Peter Hall and Judi Dench rehearsing The Importance of Being Earnest, 1982
Sir Peter Hall (1930-2017)2:40, 12th September 2017
Founder of the Royal Shakespeare Company (RSC) and former director of the National Theatre (NT) Sir Peter Hall has died aged 86. He passed away on 11 September at University College Hospital in London, surrounded by family. He is regarded as one of the most prominent directors in the world.
Hall was born in Bury St Edmunds, West Suffolk. He won a scholarship to The Perse School in Cambridge and read English at St. Catharine’s College, Cambridge University. In 1955 he premiered Samuel Beckett’s Waiting for Godot in the UK, before going on to found the Royal Shakespeare Company (RSC) in 1960 at the age of 29.
In 1973, Hall was appointed the director of the NT, which he was responsible for moving from the Old Vic to its current purpose-built home on the South Bank. He held his position there for 15 years; until 1988.

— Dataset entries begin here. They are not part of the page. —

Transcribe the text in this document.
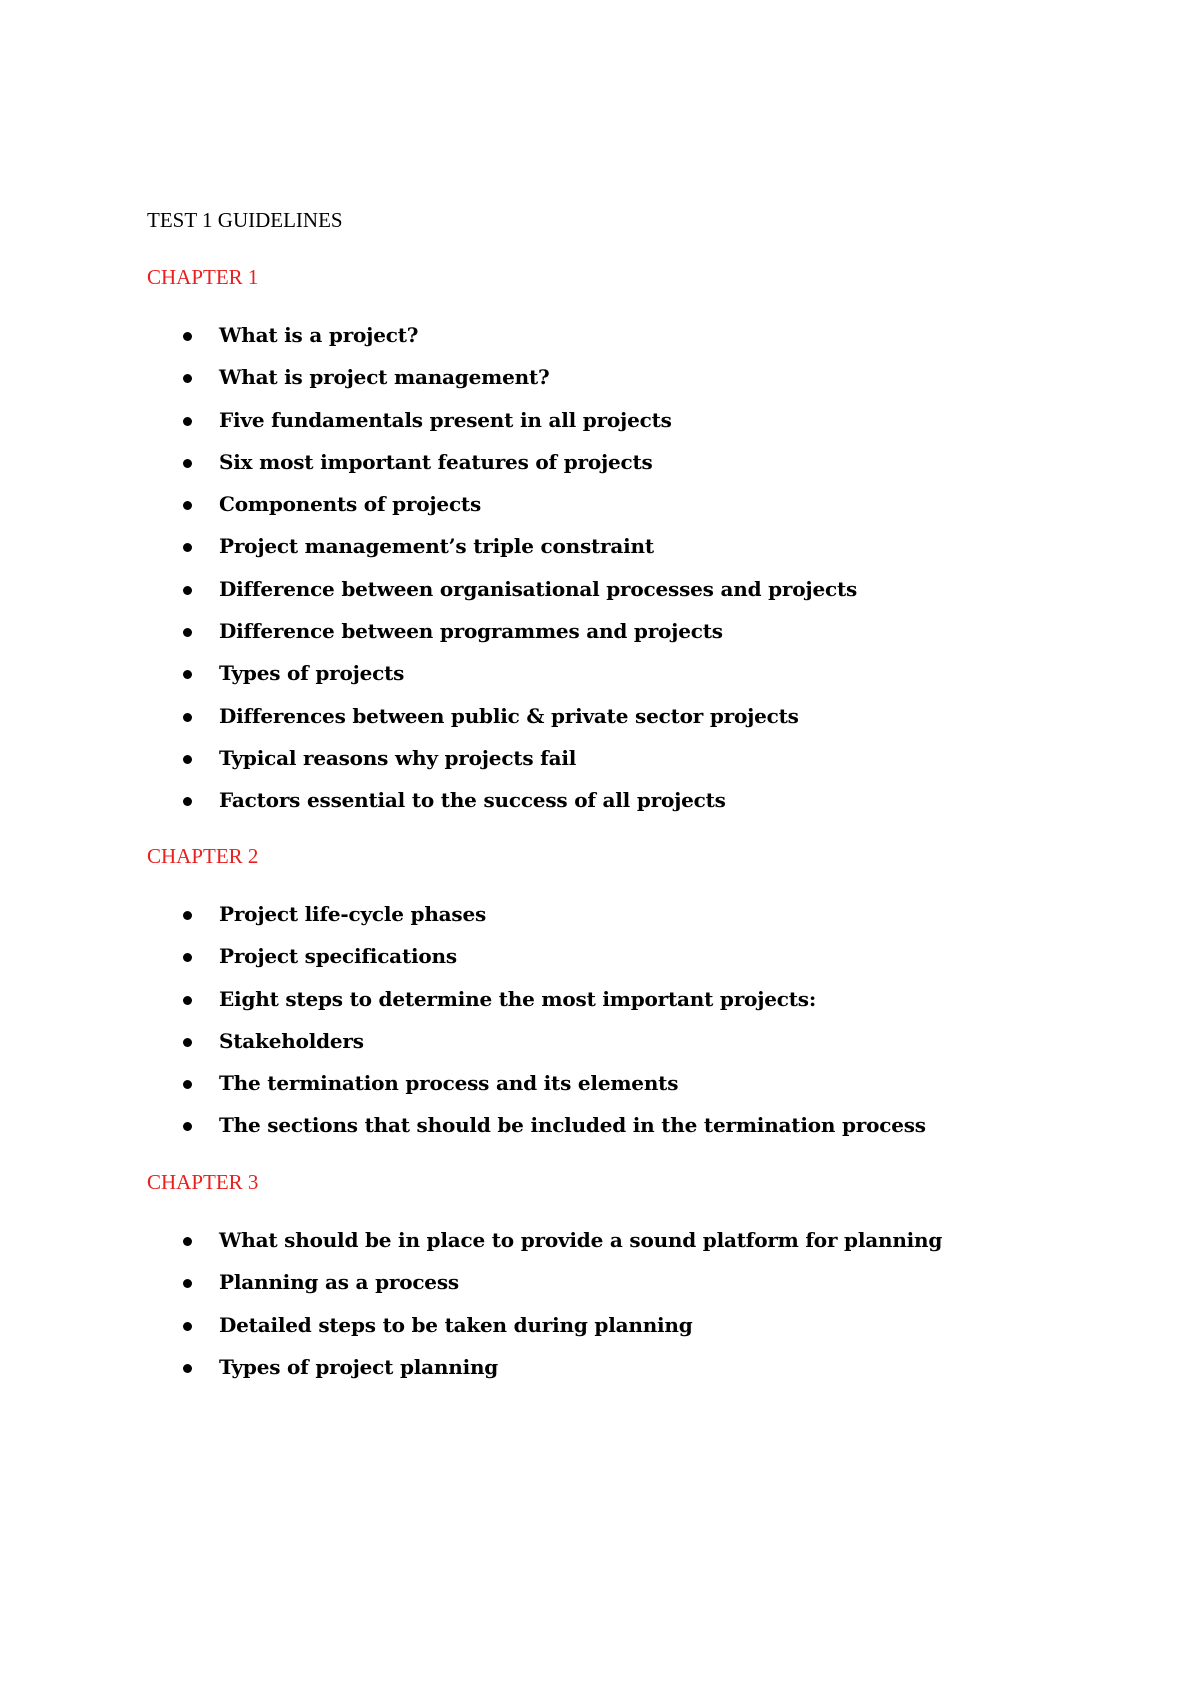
TEST 1 GUIDELINES
CHAPTER 1
What is a project?
What is project management?
Five fundamentals present in all projects
Six most important features of projects
Components of projects
Project management’s triple constraint
Difference between organisational processes and projects
Difference between programmes and projects
Types of projects
Differences between public & private sector projects
Typical reasons why projects fail
Factors essential to the success of all projects
CHAPTER 2
Project life-cycle phases
Project specifications
Eight steps to determine the most important projects:
Stakeholders
The termination process and its elements
The sections that should be included in the termination process
CHAPTER 3
What should be in place to provide a sound platform for planning
Planning as a process
Detailed steps to be taken during planning
Types of project planning
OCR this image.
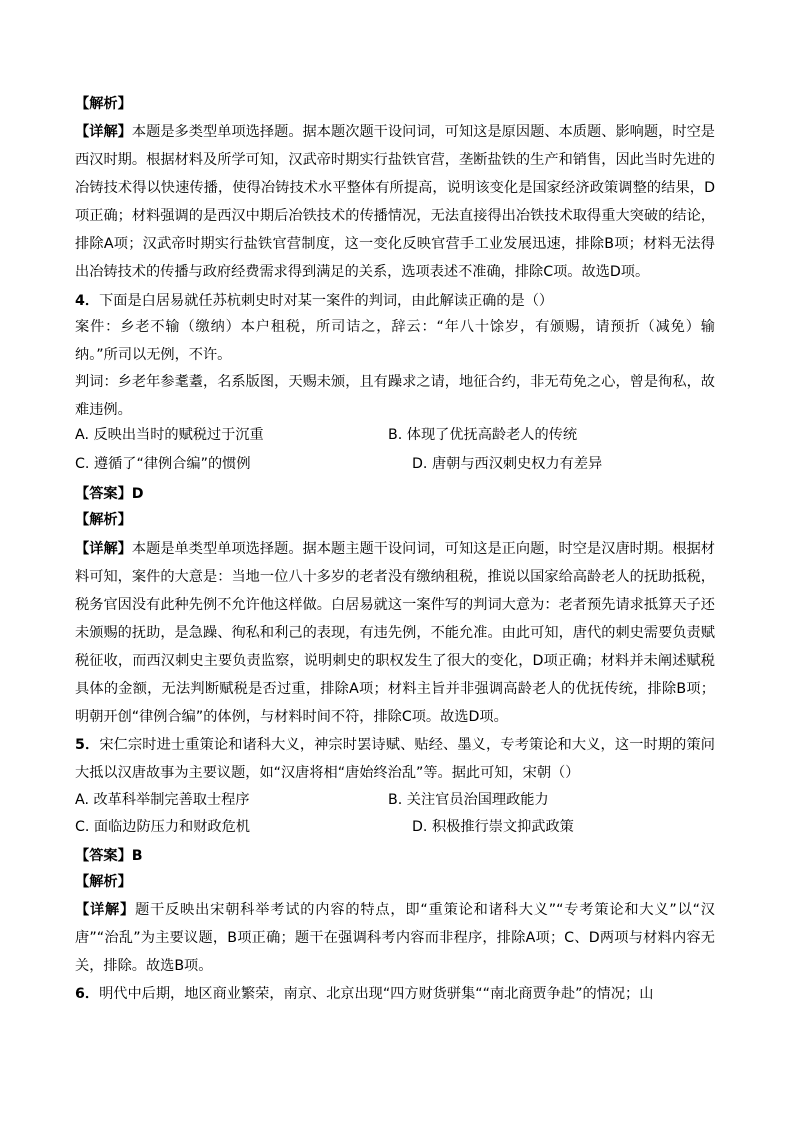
【解析】
【详解】本题是多类型单项选择题。据本题次题干设问词，可知这是原因题、本质题、影响题，时空是西汉时期。根据材料及所学可知，汉武帝时期实行盐铁官营，垄断盐铁的生产和销售，因此当时先进的冶铸技术得以快速传播，使得冶铸技术水平整体有所提高，说明该变化是国家经济政策调整的结果，D项正确；材料强调的是西汉中期后冶铁技术的传播情况，无法直接得出冶铁技术取得重大突破的结论，排除A项；汉武帝时期实行盐铁官营制度，这一变化反映官营手工业发展迅速，排除B项；材料无法得出冶铸技术的传播与政府经费需求得到满足的关系，选项表述不准确，排除C项。故选D项。
4．下面是白居易就任苏杭刺史时对某一案件的判词，由此解读正确的是（）
案件：乡老不输（缴纳）本户租税，所司诘之，辞云：“年八十馀岁，有颁赐，请预折（减免）输纳。”所司以无例，不许。
判词：乡老年参耄耋，名系版图，天赐未颁，且有躁求之请，地征合约，非无苟免之心，曾是徇私，故难违例。
A. 反映出当时的赋税过于沉重	B. 体现了优抚高龄老人的传统
C. 遵循了“律例合编”的惯例	D. 唐朝与西汉刺史权力有差异
【答案】D
【解析】
【详解】本题是单类型单项选择题。据本题主题干设问词，可知这是正向题，时空是汉唐时期。根据材料可知，案件的大意是：当地一位八十多岁的老者没有缴纳租税，推说以国家给高龄老人的抚助抵税，税务官因没有此种先例不允许他这样做。白居易就这一案件写的判词大意为：老者预先请求抵算天子还未颁赐的抚助，是急躁、徇私和利己的表现，有违先例，不能允准。由此可知，唐代的刺史需要负责赋税征收，而西汉刺史主要负责监察，说明刺史的职权发生了很大的变化，D项正确；材料并未阐述赋税具体的金额，无法判断赋税是否过重，排除A项；材料主旨并非强调高龄老人的优抚传统，排除B项；明朝开创“律例合编”的体例，与材料时间不符，排除C项。故选D项。
5．宋仁宗时进士重策论和诸科大义，神宗时罢诗赋、贴经、墨义，专考策论和大义，这一时期的策问大抵以汉唐故事为主要议题，如“汉唐将相“唐始终治乱”等。据此可知，宋朝（）
A. 改革科举制完善取士程序	B. 关注官员治国理政能力
C. 面临边防压力和财政危机	D. 积极推行崇文抑武政策
【答案】B
【解析】
【详解】题干反映出宋朝科举考试的内容的特点，即“重策论和诸科大义”“专考策论和大义”以“汉唐”“治乱”为主要议题，B项正确；题干在强调科考内容而非程序，排除A项；C、D两项与材料内容无关，排除。故选B项。
6．明代中后期，地区商业繁荣，南京、北京出现“四方财货骈集““南北商贾争赴”的情况；山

Following his departure from the NT, Hall went on to launch his own commercial company, the Peter Hall Company, with which he produced shows in both the West End and on Broadway. In 2003 he was founding director of the Rose Theatre in Kingston upon Thames.
In 2011, he returned to the NT with Twelfth Night, in which his daughter Rebecca played Viola. The production was to be his last at the NT, and was a mark of his 80th birthday. The same year, Hall was diagnosed with dementia.
Throughout his life, Hall championed public funding for the arts, and he premiered multiple iconic theatre productions, among them Harold Pinter’s The Homecoming in 1965 and Peter Shaffer’s Amadeus in 1979.
As well as theatre, Hall was renowned as an opera director, and staged the world premiere of Michael Tippett’s The Knot Garden in 1970. Between 1984 and 1990 he was the artistic director of Glyndebourne Festival Opera.
Past NT directors lamented the news of his death and talked of his legacy in the shaping of national and international theatre.
‘We all stand on the shoulders of giants and Peter Hall’s shoulders supported the entirety of British theatre as we know it,’ said current director of the NT Rufus Norris. ‘All of us, including those in the new generation of theatre-makers not immediately touched by his influence, are in his debt. His legendary tenacity and vision created an extraordinary and lasting legacy for us all.’
Sir Nicholas Hytner, who was the director of the NT between 2003 and 2017, described Hall as ‘one of the great figures in British theatrical history, up there in a line of impresarios that stretches back to Burbage’. ‘Peter Hall’s achievement defies definition, expect that perhaps, it allows us to understand why we have the word “great” in our language,’ said Sir Trevor Nunn, NT director between 1997 and 2003. Sir Richard Eyre, who took over from Hall, said that he ‘created the template of the modern director – part-magus, part-impresario, part-politician, part celebrity. He was – and is – the godfather (in both senses) of British theatre and like countless directors, writers and actors of several generations I have much to be grateful to him for.’